Seasons Recipes

Eggplant Spread with Dill Infused Olive Oil

Eggplant Spread with Dill Infused Olive Oil
Serves 4 | Yields: 2 cups | Prep Time: 30 minutes

Known for their smooth, glossy skin and vivid colors, eggplants are excellent source of potassium and fiber. They possess many nutritional benefits – especially when bought at your local produce stand. Eggplants are naturally low in calories, fat free in addition to an excellent source of dietary fiber, iron and protein.

Happy Roasting!!!

Ingredients:
2 medium eggplants (local is better)
3 tablespoons Seasons Dill Fused Extra Olive Oil
1 teaspoon of Seasons fleur de sel
2 tablespoons tahini (sesame seed paste), well-stirred if from new container
1 garlic clove, peeled and minced or pressed
Juice of 1 lemon, (more to taste, if desired)
1 tsp Seasons Aglio e Pepe seasoning
Pinch or two of ground cumin
1/2 tablespoon fresh chopped dill
1/2 teaspoon of Seasons Za’atar seasoning for garnish (optional)

Preparation:
Heat oven to 375°F. Brush eggplants with 1 tablespoon Dill Infused olive oil. Prick eggplants a few times with a fork or tip of a knife. Place eggplant on baking sheet and roast for 30 to 35 minutes, until very tender when pressed.

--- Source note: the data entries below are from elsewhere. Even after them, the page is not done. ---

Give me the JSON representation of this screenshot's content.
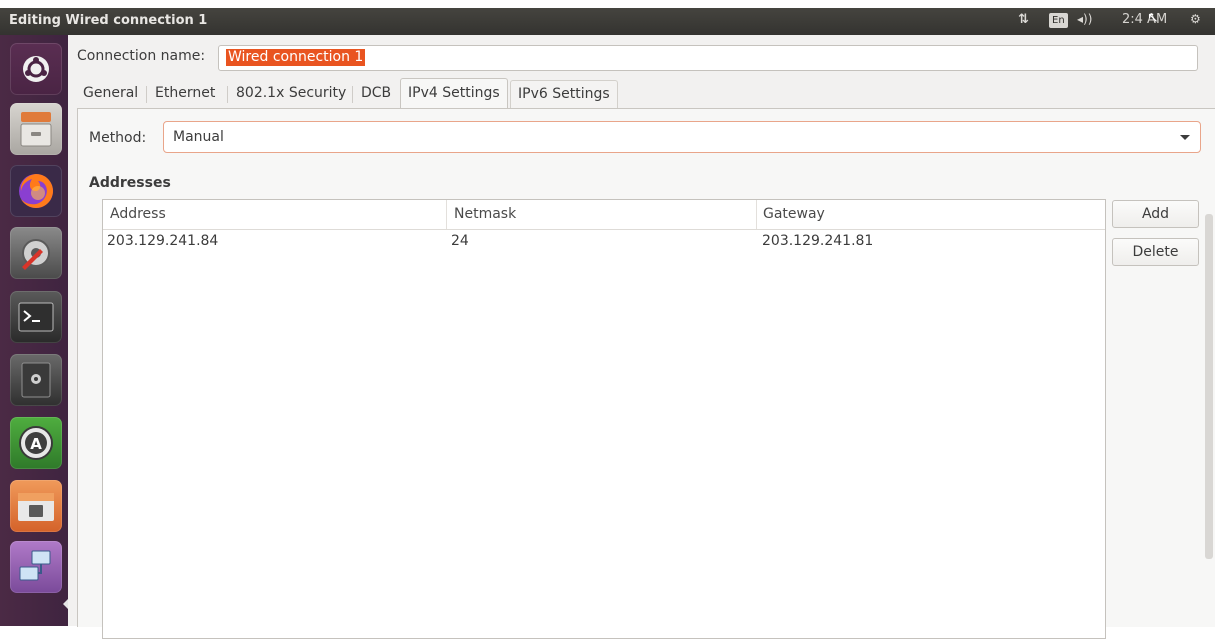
{
  "window": {
    "title": "Editing Wired connection 1"
  },
  "top_panel": {
    "network_icon": "network-arrows-icon",
    "network_glyph": "⇅",
    "keyboard_layout": "En",
    "volume_glyph": "◂))",
    "clock": "2:4 AM",
    "session_glyph": "⚙"
  },
  "launcher": {
    "items": [
      {
        "name": "ubuntu-dash",
        "icon": "ubuntu-logo-icon",
        "color": "#e95420"
      },
      {
        "name": "files",
        "icon": "file-cabinet-icon",
        "color": "#c9c6c1"
      },
      {
        "name": "firefox",
        "icon": "firefox-icon",
        "color": "#e66000"
      },
      {
        "name": "system-settings",
        "icon": "settings-wrench-icon",
        "color": "#6b6b6b"
      },
      {
        "name": "terminal",
        "icon": "terminal-icon",
        "color": "#2f2f2f"
      },
      {
        "name": "safe",
        "icon": "safe-icon",
        "color": "#3a3a3a"
      },
      {
        "name": "software-updater",
        "icon": "software-updater-icon",
        "color": "#4a9a3a"
      },
      {
        "name": "disk-manager",
        "icon": "folder-disk-icon",
        "color": "#e07a3a"
      },
      {
        "name": "network-connections",
        "icon": "network-computers-icon",
        "color": "#8a5aa6"
      }
    ]
  },
  "dialog": {
    "connection_name_label": "Connection name:",
    "connection_name_value": "Wired connection 1",
    "tabs": [
      {
        "label": "General"
      },
      {
        "label": "Ethernet"
      },
      {
        "label": "802.1x Security"
      },
      {
        "label": "DCB"
      },
      {
        "label": "IPv4 Settings",
        "active": true
      },
      {
        "label": "IPv6 Settings"
      }
    ],
    "method_label": "Method:",
    "method_value": "Manual",
    "addresses_heading": "Addresses",
    "table": {
      "columns": [
        "Address",
        "Netmask",
        "Gateway"
      ],
      "rows": [
        [
          "203.129.241.84",
          "24",
          "203.129.241.81"
        ]
      ]
    },
    "add_button": "Add",
    "delete_button": "Delete"
  },
  "colors": {
    "accent": "#e95420",
    "launcher_bg": "#4b2a45",
    "panel_bg": "#3c3b37"
  }
}
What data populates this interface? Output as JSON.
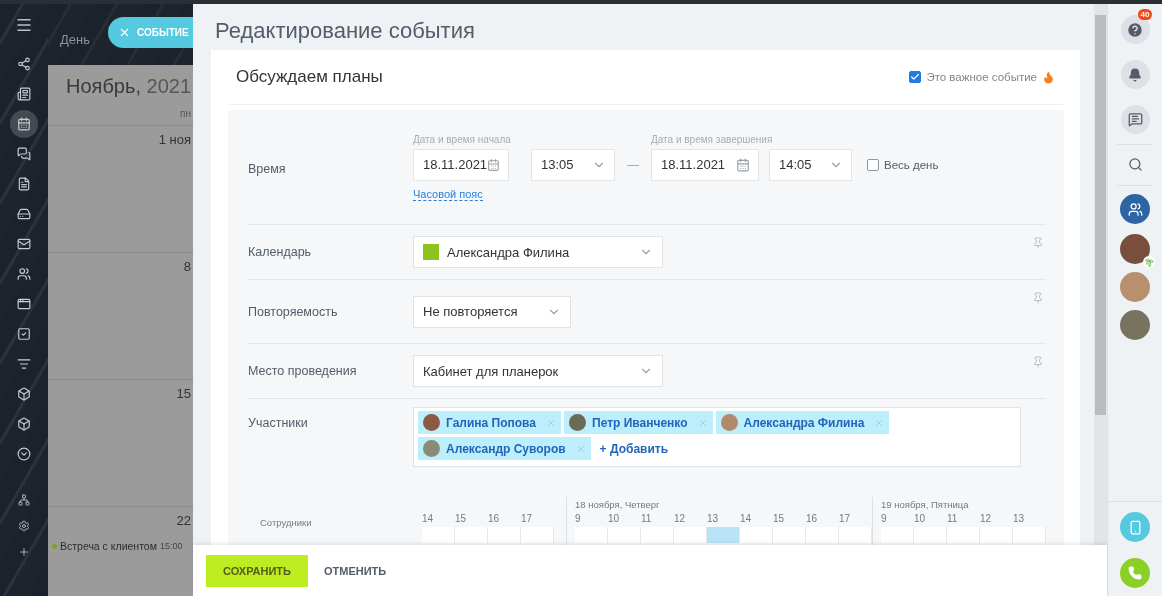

Let cool to room temperature.

In a blender or food processor: Scrape eggplant flesh from skin and into the work bowl. Discard all Eggplant skin. Add tahini, salt, garlic, lemon juice, aglio e pepe seasoning, 1 tablespoon of Seasons Dill Fused Extra Virgin olive oil and cumin. Blend in short bursts (pulses) until combined but still coarsely chopped.

Serving:
Spoon into a bowl and drizzle with remaining tablespoons of Seasons dill fused olive oil. Scatter with 1/2 tablespoon of fresh dill, Seasons za’atar, if desired. Serve with fresh pita bread.